Citons Descartes : « Je pense donc je suis ».

Citons maintenant la personne qui nous habite à longueur de journée (et de vie). Elle peut légitimement énoncer : « Je pense, j’éprouve des sentiments et des intuitions me viennent, je suis habité de désirs méconnus, donc je suis ».
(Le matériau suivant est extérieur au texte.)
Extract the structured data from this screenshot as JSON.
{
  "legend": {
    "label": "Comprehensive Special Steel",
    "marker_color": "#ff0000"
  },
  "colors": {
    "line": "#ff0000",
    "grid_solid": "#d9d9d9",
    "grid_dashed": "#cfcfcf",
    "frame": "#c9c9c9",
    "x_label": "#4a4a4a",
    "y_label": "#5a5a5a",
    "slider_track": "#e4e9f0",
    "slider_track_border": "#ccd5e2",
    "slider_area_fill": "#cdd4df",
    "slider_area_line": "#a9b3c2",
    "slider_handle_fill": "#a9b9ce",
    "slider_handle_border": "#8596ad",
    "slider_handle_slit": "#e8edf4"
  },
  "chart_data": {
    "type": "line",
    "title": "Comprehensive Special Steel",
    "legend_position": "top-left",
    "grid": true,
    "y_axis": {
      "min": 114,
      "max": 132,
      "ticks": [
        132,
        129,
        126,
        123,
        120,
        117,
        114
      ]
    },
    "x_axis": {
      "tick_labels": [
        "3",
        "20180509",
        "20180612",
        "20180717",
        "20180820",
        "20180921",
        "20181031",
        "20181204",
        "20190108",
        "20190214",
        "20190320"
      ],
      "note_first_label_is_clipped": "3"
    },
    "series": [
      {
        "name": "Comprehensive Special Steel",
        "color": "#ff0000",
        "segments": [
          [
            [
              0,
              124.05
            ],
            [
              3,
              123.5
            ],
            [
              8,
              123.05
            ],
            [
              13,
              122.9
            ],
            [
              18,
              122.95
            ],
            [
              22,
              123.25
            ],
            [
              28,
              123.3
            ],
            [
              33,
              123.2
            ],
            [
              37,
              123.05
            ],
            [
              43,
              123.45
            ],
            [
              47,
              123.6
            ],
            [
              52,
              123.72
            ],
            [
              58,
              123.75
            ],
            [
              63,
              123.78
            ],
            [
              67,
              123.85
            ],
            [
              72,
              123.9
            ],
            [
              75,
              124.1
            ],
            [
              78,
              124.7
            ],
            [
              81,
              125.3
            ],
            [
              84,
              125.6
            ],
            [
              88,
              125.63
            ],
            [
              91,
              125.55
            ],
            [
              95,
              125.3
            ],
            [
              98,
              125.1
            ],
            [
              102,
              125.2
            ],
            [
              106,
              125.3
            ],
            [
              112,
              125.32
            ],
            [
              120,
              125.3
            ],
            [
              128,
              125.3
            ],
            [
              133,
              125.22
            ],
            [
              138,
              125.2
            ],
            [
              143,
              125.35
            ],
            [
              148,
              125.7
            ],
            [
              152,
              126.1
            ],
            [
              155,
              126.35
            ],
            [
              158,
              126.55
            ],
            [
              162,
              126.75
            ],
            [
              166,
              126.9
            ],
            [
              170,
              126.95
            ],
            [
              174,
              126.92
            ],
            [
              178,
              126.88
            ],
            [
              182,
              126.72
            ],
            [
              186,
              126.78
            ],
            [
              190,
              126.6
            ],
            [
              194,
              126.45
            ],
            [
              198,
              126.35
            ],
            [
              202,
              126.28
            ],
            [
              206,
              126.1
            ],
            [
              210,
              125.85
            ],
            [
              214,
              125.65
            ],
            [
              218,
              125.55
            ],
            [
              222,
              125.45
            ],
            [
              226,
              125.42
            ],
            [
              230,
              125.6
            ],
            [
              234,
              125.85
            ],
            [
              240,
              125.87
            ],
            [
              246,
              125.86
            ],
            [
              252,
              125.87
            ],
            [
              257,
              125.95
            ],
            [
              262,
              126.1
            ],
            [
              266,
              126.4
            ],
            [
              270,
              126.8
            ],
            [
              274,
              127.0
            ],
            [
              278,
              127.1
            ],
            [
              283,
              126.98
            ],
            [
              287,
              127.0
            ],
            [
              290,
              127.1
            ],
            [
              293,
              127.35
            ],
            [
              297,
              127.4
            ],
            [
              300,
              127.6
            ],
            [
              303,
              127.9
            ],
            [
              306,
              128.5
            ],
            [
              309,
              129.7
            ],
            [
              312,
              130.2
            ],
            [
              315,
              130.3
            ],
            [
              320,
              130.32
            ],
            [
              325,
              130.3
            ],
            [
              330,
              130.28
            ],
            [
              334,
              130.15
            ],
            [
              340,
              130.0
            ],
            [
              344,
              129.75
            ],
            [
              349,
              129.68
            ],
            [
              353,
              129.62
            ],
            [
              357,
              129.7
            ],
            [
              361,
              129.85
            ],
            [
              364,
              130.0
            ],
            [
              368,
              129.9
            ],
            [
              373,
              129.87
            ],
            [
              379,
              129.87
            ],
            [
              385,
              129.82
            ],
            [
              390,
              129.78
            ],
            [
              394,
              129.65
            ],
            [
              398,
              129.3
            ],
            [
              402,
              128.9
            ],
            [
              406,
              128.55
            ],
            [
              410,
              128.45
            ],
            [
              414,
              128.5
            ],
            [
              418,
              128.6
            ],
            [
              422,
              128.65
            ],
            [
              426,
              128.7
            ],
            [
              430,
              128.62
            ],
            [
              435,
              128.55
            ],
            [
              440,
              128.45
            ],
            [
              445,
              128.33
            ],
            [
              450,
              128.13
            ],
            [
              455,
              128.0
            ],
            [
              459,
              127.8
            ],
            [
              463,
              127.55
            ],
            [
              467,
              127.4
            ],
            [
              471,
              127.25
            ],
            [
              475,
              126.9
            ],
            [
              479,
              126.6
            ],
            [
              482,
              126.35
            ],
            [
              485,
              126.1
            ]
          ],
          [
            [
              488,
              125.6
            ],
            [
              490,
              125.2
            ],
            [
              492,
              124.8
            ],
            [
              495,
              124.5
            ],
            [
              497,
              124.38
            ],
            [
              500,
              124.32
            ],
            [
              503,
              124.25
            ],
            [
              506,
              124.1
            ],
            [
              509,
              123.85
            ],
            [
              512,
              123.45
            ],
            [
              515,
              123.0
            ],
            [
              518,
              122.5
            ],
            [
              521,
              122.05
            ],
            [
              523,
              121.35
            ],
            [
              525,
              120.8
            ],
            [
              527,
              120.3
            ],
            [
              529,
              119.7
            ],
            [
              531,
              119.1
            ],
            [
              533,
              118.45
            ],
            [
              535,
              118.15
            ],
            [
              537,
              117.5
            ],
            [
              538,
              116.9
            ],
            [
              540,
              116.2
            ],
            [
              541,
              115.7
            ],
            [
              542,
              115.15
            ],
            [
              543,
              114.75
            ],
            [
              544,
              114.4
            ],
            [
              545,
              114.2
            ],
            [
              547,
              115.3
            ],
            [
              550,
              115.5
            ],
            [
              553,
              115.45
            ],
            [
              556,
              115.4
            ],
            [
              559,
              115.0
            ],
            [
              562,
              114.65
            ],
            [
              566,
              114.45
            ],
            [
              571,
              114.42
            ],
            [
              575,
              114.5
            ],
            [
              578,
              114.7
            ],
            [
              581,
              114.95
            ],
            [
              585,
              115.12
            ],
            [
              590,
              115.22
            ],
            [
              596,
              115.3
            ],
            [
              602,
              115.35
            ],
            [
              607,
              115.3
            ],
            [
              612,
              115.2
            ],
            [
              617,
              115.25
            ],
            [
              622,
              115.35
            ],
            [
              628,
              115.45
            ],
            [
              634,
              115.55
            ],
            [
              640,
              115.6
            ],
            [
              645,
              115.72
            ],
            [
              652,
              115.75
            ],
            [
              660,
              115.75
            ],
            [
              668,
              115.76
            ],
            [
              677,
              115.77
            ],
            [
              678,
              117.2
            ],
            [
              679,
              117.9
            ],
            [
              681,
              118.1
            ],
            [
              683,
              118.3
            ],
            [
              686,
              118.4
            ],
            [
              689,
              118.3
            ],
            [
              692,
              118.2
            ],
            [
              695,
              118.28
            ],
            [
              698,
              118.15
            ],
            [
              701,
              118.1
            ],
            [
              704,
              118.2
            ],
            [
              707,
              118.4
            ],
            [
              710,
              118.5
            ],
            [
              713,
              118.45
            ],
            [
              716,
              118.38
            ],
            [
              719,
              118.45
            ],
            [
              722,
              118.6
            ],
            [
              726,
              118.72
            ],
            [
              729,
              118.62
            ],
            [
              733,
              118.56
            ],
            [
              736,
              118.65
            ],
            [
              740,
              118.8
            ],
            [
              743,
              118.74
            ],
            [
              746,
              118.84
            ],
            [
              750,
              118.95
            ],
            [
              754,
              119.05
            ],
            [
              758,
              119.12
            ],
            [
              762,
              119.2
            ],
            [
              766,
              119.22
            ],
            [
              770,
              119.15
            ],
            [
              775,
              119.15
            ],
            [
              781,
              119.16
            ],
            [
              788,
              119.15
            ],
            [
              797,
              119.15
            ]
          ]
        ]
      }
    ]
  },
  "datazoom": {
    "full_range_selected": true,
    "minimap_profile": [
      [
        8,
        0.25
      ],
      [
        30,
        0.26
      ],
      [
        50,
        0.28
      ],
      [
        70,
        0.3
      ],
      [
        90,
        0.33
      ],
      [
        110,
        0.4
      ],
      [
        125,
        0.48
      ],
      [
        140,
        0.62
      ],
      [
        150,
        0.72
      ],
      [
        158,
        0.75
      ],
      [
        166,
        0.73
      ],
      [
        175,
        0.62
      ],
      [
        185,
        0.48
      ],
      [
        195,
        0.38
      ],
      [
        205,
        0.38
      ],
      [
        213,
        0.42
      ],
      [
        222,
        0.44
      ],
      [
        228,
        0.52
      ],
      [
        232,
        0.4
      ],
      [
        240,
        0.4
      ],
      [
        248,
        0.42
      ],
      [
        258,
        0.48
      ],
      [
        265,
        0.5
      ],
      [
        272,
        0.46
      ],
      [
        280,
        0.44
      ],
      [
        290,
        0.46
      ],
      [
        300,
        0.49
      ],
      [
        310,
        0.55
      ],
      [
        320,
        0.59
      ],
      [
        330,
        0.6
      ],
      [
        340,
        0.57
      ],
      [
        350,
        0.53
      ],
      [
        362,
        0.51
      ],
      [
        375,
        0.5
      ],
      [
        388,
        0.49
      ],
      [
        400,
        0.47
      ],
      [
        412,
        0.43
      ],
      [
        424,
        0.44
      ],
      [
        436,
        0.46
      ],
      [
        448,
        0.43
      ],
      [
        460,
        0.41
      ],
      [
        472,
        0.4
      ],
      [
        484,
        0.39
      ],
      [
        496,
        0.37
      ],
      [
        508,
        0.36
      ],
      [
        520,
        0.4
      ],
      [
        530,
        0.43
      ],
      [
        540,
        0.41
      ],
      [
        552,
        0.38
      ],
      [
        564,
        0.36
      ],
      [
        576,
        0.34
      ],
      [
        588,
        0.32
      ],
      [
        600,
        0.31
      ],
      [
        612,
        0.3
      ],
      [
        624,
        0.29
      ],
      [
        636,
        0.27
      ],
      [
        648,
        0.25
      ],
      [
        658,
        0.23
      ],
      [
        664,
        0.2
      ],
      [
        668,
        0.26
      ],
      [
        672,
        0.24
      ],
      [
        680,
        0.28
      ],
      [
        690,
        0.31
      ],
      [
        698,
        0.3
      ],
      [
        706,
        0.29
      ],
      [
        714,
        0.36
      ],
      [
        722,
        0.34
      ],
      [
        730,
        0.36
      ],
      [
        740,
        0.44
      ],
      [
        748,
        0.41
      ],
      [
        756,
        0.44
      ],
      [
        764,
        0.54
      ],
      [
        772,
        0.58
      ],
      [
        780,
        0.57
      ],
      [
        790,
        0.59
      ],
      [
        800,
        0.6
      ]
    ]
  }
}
Je ne fais aucun effort pour cela, alors que l’exercice du seul penser peut me fatiguer car je fais un effort conscient pour diriger ma pensée et la concentrer sur un objet. Et ce faisant je fais taire tout ce qui vient du « bas », affects et pulsions. Ressentir, c’est spontané, quelque chose agit à l’intérieur de moi pour que j’éprouve émotions et sentiments. « Ça » me fatigue différemment, et si « ça » dépasse un certain seuil on dit que « ça » m’empêche de penser. J’éprouve du stress, de la satisfaction, de la curiosité, de l’énervement, de l’anxiété, de la passion, de la détente, une motivation particulière, une appréhension diffuse, de la rancune, de la jubilation, de la culpabilité, de l’impatience et une infinité d’autres choses, sans que je le commande, car « ça » foisonne....

.... Encore que j’aie mon « menu personnel d’états internes ». Il liste les états intérieurs qui reviennent, chez moi, avec le plus de fréquence et qui me caractérisent, parfois plus aux yeux des autres qu’aux miens...

J’ai appris à contrôler, à repousser ou à nier ces choses. J’ai appris à les remplacer inconsciemment par d’autres, plus acceptables. Aussi est-il nécessaire pour ces états internes de dépasser un seuil d’intensité pour qu’ils franchissent la censure que je leur impose et que j’en en prenne conscience. A moins qu’alors ils ne m’aveuglent et ne dirigent, faisant fi de toute raison, mes comportements.

Faut-il redonner une place à vos émotions et intuitions, aussi fugaces soient-elles ? Faut-il les reconnaître pour percevoir les messages qu’elles vous communiquent dans telle et telle situation ? Faut-il identifier quels « idéaux », activés chez vous, déclenchent ces émotions et vous sensibiliser à l’utilité d’une communication avec soi, aussi importante que celle avec les autres ?

Il est des situations auxquelles la raison seule ne permet pas d’apporter des réponses. Elles nécessitent d’accéder à d’autres canaux qu’à ceux de notre logique rationnelle habituelle d’êtres ayant les pieds sur terre. Elles nécessitent de réhabiliter cette « intelligence émotionnelle » que la littérature du développement personnel a mis à la mode. Sans tomber dans le piège de ce développement de soi dont le seul but est d’ouvrir les vannes de l’expression émotionnelle. Il s’agit donc d’établir une communication entre « intelligence raisonnante » et « intelligence émotionnelle », la première visant à mettre des mots pour comprendre ce qui paraît indicible, la seconde à stimuler les potentialités de la première.

« Fariboles... » penseront certains, « Inquiétant...», se diront d’autres, « Voici l’occasion de faire quelques pas dans mon jardin secret dont j’avais perdu la clé... » penseront encore d’autres. « Quelle autorité ou quelle compétence un Autre, fut-il conseil, a-t-il pour m’accompagner sur ce terrain ?... » se demanderont encore certains....

Chacun se trouvera renvoyé à ces jugements ou interrogations, ainsi qu’à ses propres résistances, pour prendre la décision de s’engager ou dans ce travail ou d’en faire l’économie.